# Dust Bowls



## Dormin (Sep 7, 2004)

I found a sandy spot with some dusting bowls and tracks. Do any of you have a definitive answer regarding time of day that turkeys use dust bowls?


----------



## Ack (Oct 3, 2004)

Typically late morning and afternoon are the best times to hunt dusting areas.


----------



## anon12162011 (Jun 9, 2009)

I've often wondered this too, I have found two sites tore to pieces with dusting bowls all over the place, but am yet to see a turkey in them, I think they must be coming out in the last few hours before dark when typically I can't be at that spot to see that.


----------



## TSS Caddis (Mar 15, 2002)

I've seen them middle of day.


----------



## flockshot (Feb 23, 2007)

i find dusting bowls to be only good sign..hunting over them is a crap shoot....just from my experience....at least you know they are fresh...id try to find scratchings and strut zones and set on them mid day rather than dusting areas.


----------



## Day Late (Aug 12, 2003)

My buddy an I put out a trail cam overlooking dust bowls a year or two ago. Attached is a time lapse video of about two weeks time of the action at the bowls. The time stamp should give you an idea as to when the birds show up.

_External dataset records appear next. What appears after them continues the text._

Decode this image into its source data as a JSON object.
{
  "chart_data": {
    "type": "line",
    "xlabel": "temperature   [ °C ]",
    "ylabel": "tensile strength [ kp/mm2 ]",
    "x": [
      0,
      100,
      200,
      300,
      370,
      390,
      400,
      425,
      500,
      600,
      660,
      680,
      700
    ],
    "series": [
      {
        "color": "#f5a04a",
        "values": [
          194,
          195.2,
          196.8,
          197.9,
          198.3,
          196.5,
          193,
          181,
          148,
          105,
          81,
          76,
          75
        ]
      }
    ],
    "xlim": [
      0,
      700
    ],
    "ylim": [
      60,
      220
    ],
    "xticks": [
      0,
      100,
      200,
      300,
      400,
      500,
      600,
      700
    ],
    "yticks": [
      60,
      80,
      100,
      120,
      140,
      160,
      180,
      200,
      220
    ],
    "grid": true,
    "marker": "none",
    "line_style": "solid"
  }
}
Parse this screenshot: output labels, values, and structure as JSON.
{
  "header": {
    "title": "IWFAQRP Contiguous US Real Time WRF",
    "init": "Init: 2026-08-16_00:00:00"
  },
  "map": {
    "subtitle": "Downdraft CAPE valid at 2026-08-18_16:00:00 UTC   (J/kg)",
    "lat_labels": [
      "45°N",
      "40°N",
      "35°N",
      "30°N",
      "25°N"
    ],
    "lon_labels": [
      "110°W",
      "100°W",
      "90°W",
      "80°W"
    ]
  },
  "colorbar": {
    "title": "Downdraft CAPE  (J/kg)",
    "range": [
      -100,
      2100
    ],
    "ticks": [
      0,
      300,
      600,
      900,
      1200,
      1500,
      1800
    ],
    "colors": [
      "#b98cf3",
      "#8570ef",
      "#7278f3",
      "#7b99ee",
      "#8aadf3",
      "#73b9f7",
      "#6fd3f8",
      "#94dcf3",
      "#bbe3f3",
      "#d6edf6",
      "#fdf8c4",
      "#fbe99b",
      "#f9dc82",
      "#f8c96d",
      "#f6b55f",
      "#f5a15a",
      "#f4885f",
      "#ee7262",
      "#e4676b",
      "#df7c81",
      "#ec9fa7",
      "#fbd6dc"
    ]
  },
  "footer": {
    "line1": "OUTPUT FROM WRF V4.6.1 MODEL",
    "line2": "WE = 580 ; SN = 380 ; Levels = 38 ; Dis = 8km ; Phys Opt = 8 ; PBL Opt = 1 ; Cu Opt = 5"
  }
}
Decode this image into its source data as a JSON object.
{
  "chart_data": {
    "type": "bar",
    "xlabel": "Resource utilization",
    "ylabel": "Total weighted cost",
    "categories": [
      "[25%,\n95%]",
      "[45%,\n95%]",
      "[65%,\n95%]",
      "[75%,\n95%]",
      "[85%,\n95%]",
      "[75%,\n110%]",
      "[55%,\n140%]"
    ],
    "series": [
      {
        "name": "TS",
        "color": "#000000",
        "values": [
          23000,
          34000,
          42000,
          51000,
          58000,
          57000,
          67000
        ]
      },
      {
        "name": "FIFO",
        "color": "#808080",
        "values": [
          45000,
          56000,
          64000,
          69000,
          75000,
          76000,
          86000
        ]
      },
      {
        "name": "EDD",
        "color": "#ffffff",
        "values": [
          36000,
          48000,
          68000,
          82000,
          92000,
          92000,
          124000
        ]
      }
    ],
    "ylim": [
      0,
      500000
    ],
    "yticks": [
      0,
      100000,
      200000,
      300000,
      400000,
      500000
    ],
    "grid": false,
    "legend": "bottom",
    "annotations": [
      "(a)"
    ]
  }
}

[ame="http://s329.photobucket.com/albums/l375/Day_Late/Turkey%20Cam/?action=view&current=Turkeycam.mp4"]Turkey Cam :: Turkeycam.mp4 video by Day_Late - Photobucket[/ame]


----------



## freebeard60 (Apr 22, 2011)

Ive made my own dusting bowls in the areas i hunt by dumping 5 gallon buckets of sand.Ive noticed that hens use them just about everytime they come through.Ive yet to see a tom in one.


----------



## no thyme (Jun 25, 2009)

mid day and evening , i seen 5 jakes dust them selves at 8 am the other day. so u never know. but more so mid day when its hot .


----------



## flockshot (Feb 23, 2007)

Day Late said:


> My buddy an I put out a trail cam overlooking dust bowls a year or two ago. Attached is a time lapse video of about two weeks time of the action at the bowls. The time stamp should give you an idea as to when the birds show up.
> 
> Turkey Cam :: Turkeycam.mp4 video by Day_Late - Photobucket


 i know its a video for turkeys..but i couldnt help notice that little button buck showing up like everyday to sniff around..hopefully he keeps up that pattern for you for the next three years! lol.


----------



## Ack (Oct 3, 2004)

This was yesterday at about 11:30 am.......


----------



## DGF (Nov 23, 2000)

Great pictures and video. I'll have to give my trail cam a shot on adust bowl sometime.


----------